Different cellular landscape of four types of non-diseased cardiac valves contributes to their differences in susceptibility of pathological remodeling and disease

Abstract

Abstract Funding Acknowledgements Type of funding sources: Foundation. Main funding source(s): National Natural Science Foundation of China Background Exploring the mechanisms of valvular heart disease (VHD) at the cellular level may be useful to identify new therapeutic targets; however, the comprehensive cellular landscape of non-diseased human cardiac valve leaflets remains unclear.

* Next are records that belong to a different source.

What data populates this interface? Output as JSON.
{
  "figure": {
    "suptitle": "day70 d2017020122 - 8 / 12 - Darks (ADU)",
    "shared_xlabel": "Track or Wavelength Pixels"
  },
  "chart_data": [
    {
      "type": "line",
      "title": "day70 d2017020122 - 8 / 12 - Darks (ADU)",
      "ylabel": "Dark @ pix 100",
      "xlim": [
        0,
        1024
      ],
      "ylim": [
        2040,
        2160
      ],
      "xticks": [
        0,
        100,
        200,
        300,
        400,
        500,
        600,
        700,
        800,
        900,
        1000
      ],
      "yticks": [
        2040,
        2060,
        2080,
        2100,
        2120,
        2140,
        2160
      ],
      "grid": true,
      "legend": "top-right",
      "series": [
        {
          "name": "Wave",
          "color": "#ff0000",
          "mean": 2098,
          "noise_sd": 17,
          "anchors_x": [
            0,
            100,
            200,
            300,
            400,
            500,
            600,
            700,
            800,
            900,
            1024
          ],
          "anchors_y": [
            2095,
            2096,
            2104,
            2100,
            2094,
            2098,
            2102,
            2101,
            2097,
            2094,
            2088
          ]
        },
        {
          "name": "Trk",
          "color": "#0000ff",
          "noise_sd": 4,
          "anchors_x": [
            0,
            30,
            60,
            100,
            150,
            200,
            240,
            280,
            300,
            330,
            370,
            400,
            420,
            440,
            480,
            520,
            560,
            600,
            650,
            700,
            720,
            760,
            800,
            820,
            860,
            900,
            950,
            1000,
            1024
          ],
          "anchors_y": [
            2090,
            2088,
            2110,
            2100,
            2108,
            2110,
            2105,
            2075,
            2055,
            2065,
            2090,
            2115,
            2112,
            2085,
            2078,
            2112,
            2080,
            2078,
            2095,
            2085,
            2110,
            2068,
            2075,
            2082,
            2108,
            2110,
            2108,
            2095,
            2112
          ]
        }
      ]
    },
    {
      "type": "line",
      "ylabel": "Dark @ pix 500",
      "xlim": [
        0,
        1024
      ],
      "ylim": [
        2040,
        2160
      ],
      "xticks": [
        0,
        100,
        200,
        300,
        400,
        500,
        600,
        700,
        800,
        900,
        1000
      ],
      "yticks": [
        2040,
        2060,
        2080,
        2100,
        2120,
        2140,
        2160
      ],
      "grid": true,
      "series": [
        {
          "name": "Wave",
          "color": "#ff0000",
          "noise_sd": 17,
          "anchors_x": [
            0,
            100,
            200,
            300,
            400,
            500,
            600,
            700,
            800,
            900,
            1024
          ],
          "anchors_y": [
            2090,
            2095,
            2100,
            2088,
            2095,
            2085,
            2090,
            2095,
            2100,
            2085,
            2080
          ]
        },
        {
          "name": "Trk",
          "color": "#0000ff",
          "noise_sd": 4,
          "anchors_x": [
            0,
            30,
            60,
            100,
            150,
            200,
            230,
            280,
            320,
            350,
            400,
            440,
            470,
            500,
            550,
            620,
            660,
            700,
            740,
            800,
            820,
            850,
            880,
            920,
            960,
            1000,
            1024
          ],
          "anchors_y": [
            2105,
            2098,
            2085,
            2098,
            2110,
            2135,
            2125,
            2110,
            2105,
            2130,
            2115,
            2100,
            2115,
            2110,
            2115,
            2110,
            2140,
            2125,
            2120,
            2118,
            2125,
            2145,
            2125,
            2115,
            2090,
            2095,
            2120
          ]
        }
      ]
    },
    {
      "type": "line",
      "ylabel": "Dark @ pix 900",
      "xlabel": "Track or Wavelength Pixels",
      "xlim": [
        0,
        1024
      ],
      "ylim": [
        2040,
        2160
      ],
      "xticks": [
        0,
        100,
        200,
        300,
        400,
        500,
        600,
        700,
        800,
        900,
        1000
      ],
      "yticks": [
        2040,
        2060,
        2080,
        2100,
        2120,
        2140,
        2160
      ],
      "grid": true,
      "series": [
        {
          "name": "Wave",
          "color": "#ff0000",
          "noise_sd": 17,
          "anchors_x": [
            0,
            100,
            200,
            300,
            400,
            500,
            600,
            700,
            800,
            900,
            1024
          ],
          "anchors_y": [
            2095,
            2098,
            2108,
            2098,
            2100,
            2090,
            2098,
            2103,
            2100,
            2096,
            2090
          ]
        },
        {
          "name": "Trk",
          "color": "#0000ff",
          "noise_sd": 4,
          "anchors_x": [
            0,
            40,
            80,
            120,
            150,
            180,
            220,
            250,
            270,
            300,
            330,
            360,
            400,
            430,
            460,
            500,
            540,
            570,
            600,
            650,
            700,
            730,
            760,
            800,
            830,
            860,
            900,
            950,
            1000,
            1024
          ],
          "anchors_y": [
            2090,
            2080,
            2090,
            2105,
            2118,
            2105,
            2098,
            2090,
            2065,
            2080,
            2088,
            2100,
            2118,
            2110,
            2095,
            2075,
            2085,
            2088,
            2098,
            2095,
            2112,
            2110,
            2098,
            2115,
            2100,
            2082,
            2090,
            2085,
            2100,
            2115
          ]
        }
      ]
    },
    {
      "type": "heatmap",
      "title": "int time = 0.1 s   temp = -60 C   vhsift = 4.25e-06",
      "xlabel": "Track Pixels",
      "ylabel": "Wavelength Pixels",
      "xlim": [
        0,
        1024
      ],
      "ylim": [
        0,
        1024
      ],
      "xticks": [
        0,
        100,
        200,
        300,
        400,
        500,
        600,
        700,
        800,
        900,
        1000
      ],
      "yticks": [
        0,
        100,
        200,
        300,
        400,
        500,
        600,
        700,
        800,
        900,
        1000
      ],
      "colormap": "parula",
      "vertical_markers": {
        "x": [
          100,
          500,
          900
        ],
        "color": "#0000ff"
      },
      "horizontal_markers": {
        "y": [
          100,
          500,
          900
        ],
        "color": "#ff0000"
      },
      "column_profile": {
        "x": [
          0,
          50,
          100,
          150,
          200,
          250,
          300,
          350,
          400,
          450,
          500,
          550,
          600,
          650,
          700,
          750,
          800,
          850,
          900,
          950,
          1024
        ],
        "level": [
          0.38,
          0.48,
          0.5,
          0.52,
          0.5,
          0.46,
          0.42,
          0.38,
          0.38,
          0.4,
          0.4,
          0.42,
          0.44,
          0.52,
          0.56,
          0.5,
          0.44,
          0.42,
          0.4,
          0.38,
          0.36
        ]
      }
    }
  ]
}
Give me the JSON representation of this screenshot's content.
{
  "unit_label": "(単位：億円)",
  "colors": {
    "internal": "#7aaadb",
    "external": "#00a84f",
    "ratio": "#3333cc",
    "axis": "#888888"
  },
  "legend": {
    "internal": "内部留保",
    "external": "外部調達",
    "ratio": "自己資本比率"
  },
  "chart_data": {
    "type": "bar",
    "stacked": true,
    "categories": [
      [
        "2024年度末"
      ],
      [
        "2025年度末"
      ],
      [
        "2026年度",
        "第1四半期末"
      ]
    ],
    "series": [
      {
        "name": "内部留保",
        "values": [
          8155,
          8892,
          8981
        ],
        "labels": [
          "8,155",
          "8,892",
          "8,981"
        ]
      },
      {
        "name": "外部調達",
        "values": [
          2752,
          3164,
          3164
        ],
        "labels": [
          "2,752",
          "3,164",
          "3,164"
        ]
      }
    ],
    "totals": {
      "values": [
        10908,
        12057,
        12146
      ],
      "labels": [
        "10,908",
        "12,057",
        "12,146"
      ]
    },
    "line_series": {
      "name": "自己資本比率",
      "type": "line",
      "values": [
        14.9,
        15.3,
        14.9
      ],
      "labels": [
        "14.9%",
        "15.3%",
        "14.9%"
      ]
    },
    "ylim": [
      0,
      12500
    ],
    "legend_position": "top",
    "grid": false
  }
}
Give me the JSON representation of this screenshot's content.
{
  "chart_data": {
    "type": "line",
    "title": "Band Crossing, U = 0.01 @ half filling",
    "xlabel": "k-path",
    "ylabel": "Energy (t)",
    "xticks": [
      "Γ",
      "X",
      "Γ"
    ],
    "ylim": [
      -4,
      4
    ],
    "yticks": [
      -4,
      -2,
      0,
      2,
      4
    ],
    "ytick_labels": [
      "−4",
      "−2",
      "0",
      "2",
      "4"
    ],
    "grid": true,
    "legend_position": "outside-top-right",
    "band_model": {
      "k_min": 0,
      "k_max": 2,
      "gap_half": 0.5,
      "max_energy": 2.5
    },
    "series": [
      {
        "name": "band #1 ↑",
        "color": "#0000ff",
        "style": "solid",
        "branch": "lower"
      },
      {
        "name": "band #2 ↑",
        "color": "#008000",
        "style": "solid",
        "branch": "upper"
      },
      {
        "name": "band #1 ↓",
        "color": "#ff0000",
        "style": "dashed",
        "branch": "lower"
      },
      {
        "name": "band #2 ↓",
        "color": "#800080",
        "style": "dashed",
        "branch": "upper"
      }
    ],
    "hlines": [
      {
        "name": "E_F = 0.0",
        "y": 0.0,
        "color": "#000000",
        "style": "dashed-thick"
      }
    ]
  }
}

Methods The cellular landscapes of non-diseased human cardiac valve leaflets (five aortic valves, five pulmonary valves, five tricuspid valves, and three mitral valves) from end-stage heart failure patients undergoing heart transplantation were explored using single-cell RNA sequencing (scRNA-seq). Bioinformatics was used to identify the cell types, describe the cell functions, and investigate cellular developmental trajectories and interactions. Differences among the four types of cardiac valve at the cellular level were summarized. Pathological staining was performed to validate the key findings of scRNA-seq. An integrative analysis of our single-cell data and published genome-wide association study-based and bulk RNA sequencing-based data provided insights into the cell-specific contributions to calcific aortic valve diseases. Results Six cell types were identified among 128,412 cells from non-diseased human cardiac valve leaflets. Valvular interstitial cells were the largest population, followed by myeloid cells, lymphocytes, valvular endothelial cells, mast cells, and myofibroblasts. The four types of cardiac valve had distinct cellular compositions. The intercellular communication analysis revealed that valvular interstitial cells were at the center of the communication network. The integrative analysis of our scRNA-seq data revealed key cellular subpopulations involved in the pathogenesis of calcific aortic valve diseases. Conclusions The cellular landscape differed among the four types of non-diseased cardiac valve, which might explain their differences in susceptibility to pathological remodeling and VHD.